To discuss this film there has to be an acknowledgement of what makes it original, and standout.  This is of course the constant soundtrack that backs every scene, and the motion it creates with the camera.  Every moment has a carefully picked song to go with it, and they move intertwined together.  This gives the film its natural fast pace, and almost musical like timing.  The actors move with the music, and so does the action.  Baby, in particular, is stuck with the tune throughout and has a real kinetic energy with it.  The action also mirrors the music, as director Edgar Wright choreographs each shot to blend with the note behind it.  To say it is a effectively a two hour music video, would underplay the strengths of the film, however it is a major element of the runtime.  It creates segments of real exhilaration, yet also deeper feelings of anger and pain.  Wright does a wonderful job of using songs that piece scenes together, and power home certain junctures, whilst also allowing the film to play out.

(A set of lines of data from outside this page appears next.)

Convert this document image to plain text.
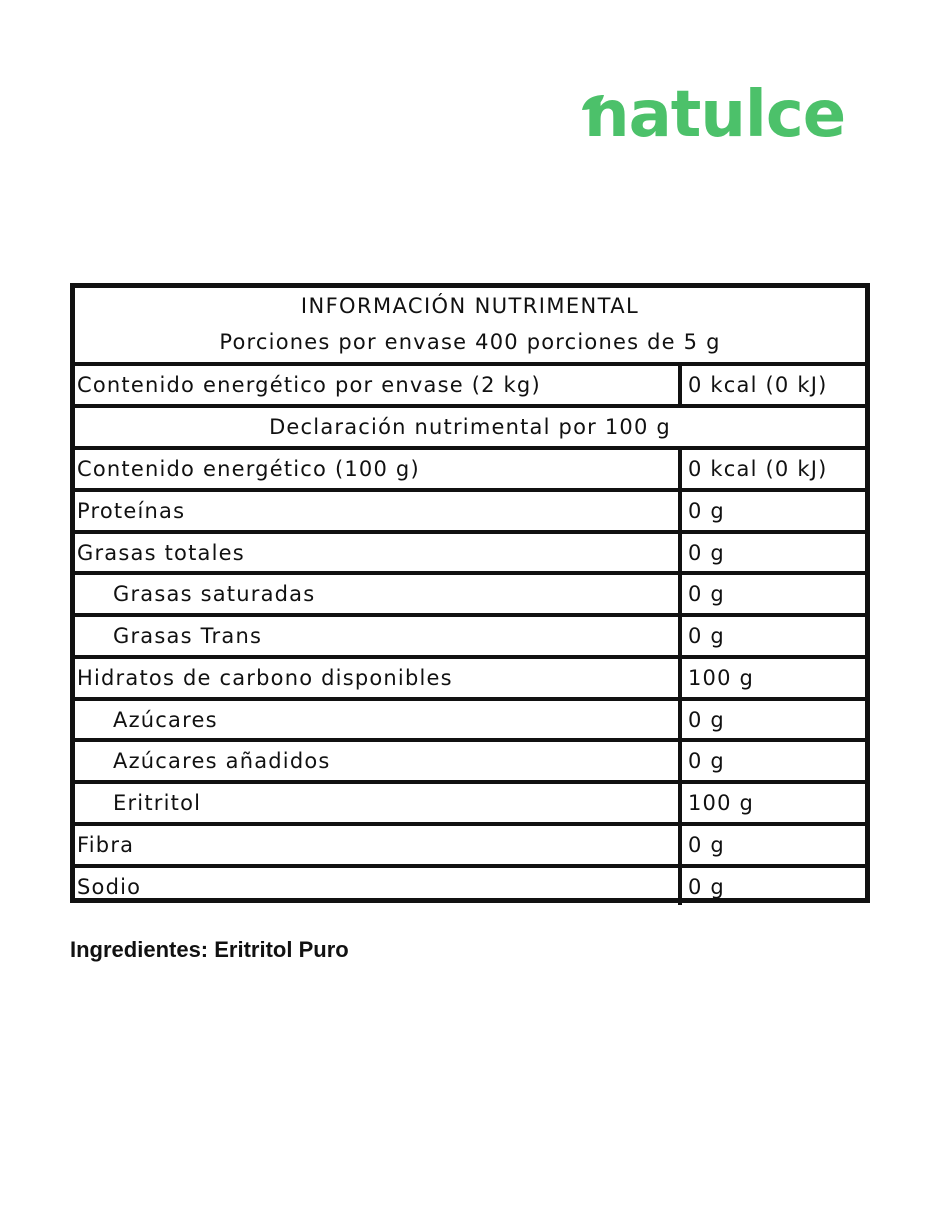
natulce
INFORMACIÓN NUTRIMENTAL
Porciones por envase 400 porciones de 5 g
Contenido energético por envase (2 kg)	0 kcal (0 kJ)
Declaración nutrimental por 100 g
Contenido energético (100 g)	0 kcal (0 kJ)
Proteínas	0 g
Grasas totales	0 g
Grasas saturadas	0 g
Grasas Trans	0 g
Hidratos de carbono disponibles	100 g
Azúcares	0 g
Azúcares añadidos	0 g
Eritritol	100 g
Fibra	0 g
Sodio	0 g
Ingredientes: Eritritol Puro
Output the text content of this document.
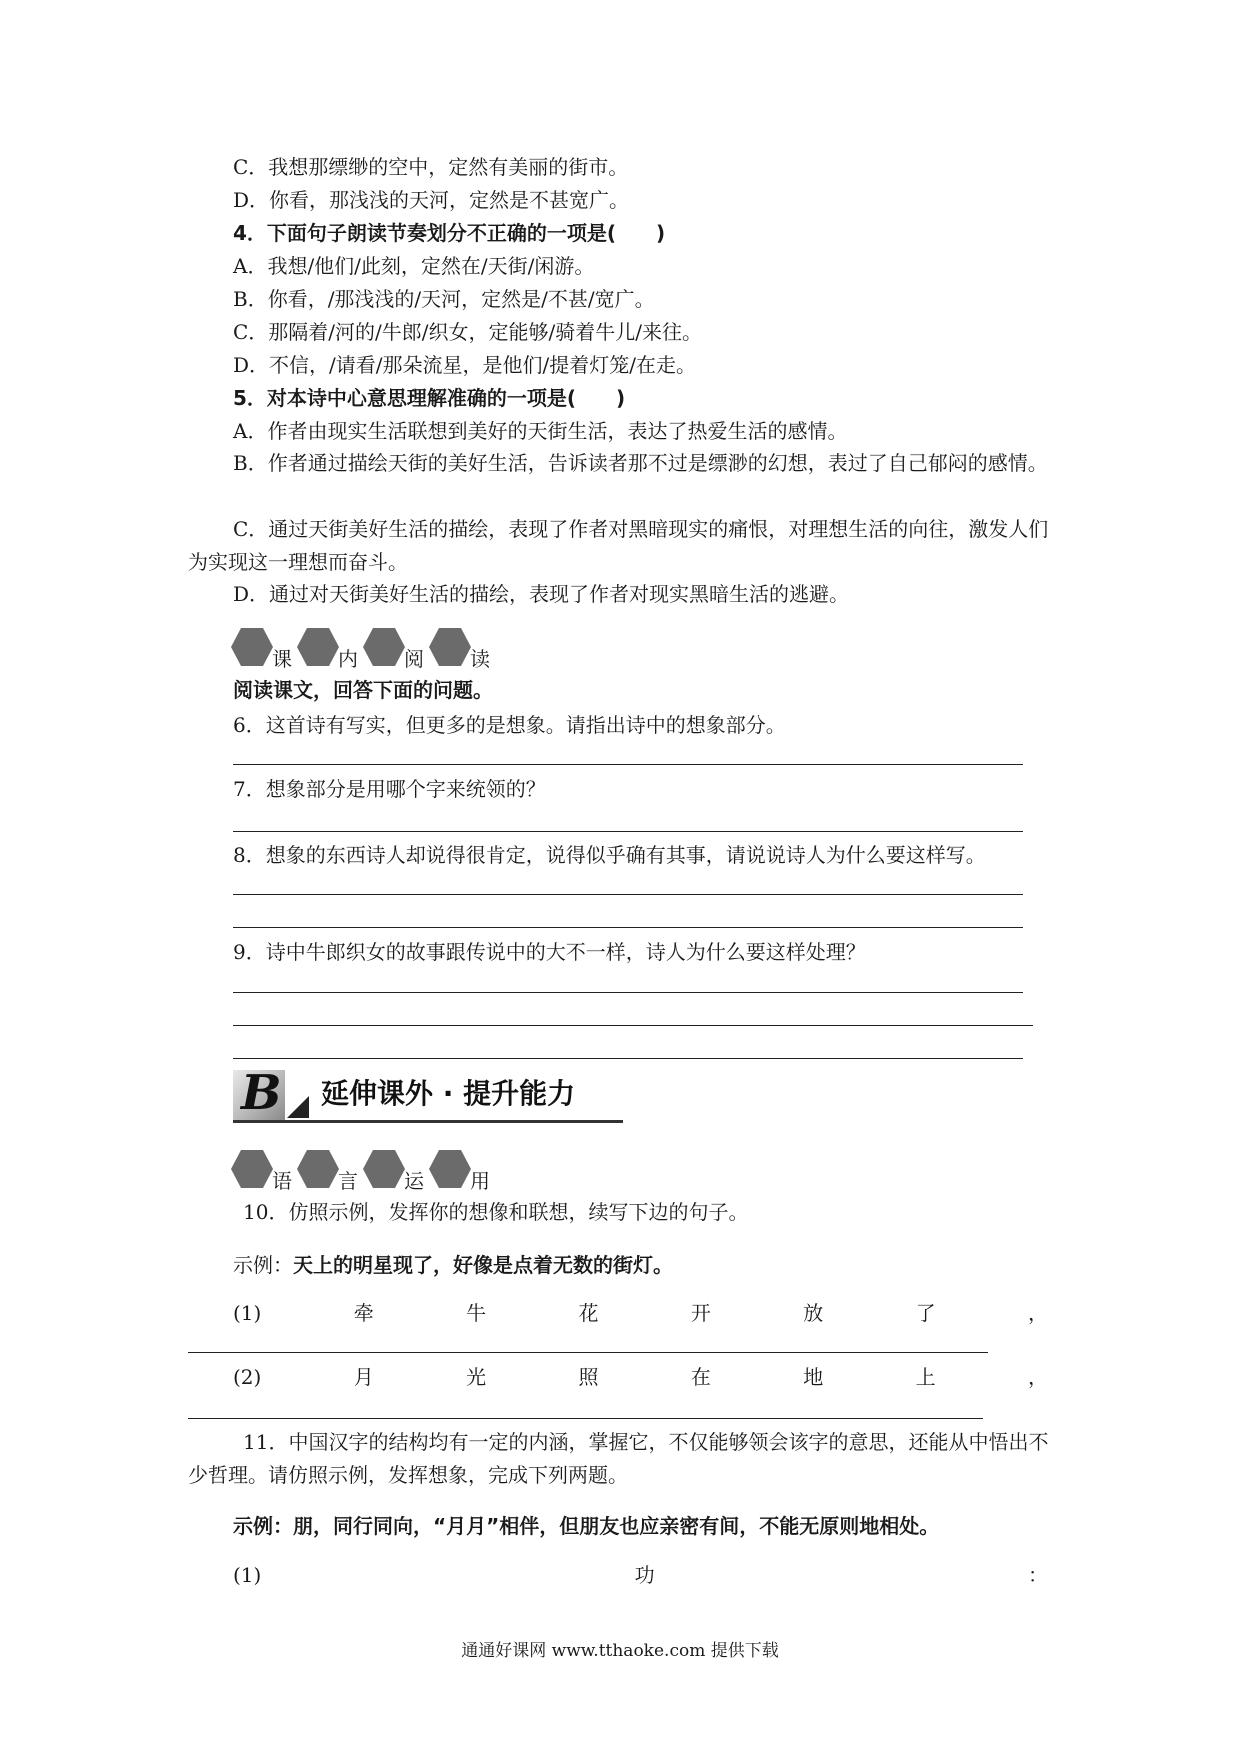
C．我想那缥缈的空中，定然有美丽的街市。
D．你看，那浅浅的天河，定然是不甚宽广。
4．下面句子朗读节奏划分不正确的一项是(　　)
A．我想/他们/此刻，定然在/天街/闲游。
B．你看，/那浅浅的/天河，定然是/不甚/宽广。
C．那隔着/河的/牛郎/织女，定能够/骑着牛儿/来往。
D．不信，/请看/那朵流星，是他们/提着灯笼/在走。
5．对本诗中心意思理解准确的一项是(　　)
A．作者由现实生活联想到美好的天街生活，表达了热爱生活的感情。
B．作者通过描绘天街的美好生活，告诉读者那不过是缥渺的幻想，表过了自己郁闷的感情。
C．通过天街美好生活的描绘，表现了作者对黑暗现实的痛恨，对理想生活的向往，激发人们为实现这一理想而奋斗。
D．通过对天街美好生活的描绘，表现了作者对现实黑暗生活的逃避。
课 内 阅 读
阅读课文，回答下面的问题。
6．这首诗有写实，但更多的是想象。请指出诗中的想象部分。
7．想象部分是用哪个字来统领的？
8．想象的东西诗人却说得很肯定，说得似乎确有其事，请说说诗人为什么要这样写。
9．诗中牛郎织女的故事跟传说中的大不一样，诗人为什么要这样处理？
B 延伸课外 · 提升能力
语 言 运 用
10．仿照示例，发挥你的想像和联想，续写下边的句子。
示例：天上的明星现了，好像是点着无数的街灯。
(1)	牵	牛	花	开	放	了	，
(2)	月	光	照	在	地	上	，
11．中国汉字的结构均有一定的内涵，掌握它，不仅能够领会该字的意思，还能从中悟出不少哲理。请仿照示例，发挥想象，完成下列两题。
示例：朋，同行同向，“月月”相伴，但朋友也应亲密有间，不能无原则地相处。
(1)	功	：
通通好课网 www.tthaoke.com 提供下载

Narrative wise, the plot uses the music to move along quickly.  The slower parts feel pushed by the soundtrack, and this makes them engaging without lulling on them for too long.  It has this scene hopping style, which means the story arcs are quick and seamlessly never ending.  From this, the film evolves an end for itself, an end that is inevitable.  The film shocks at times, and the last 45 minutes or so played out in a way that I wasn’t expecting.  Wright’s dialogue writing is poignantly like his previous work, but there’s an added sense of impetus when the longer monologues come.  He keeps with his similar quick, straight to the point style, and this can sometimes make the romantic moments too punchy.  Despite this, it works with the tone of the film and there’s a nuance between that poppy writing style and interesting conversations about love, escapism and hidden demons.  The hardened criminals in the film deliver these lines the best, and Wright gives them plenty of space to express their characters intentions.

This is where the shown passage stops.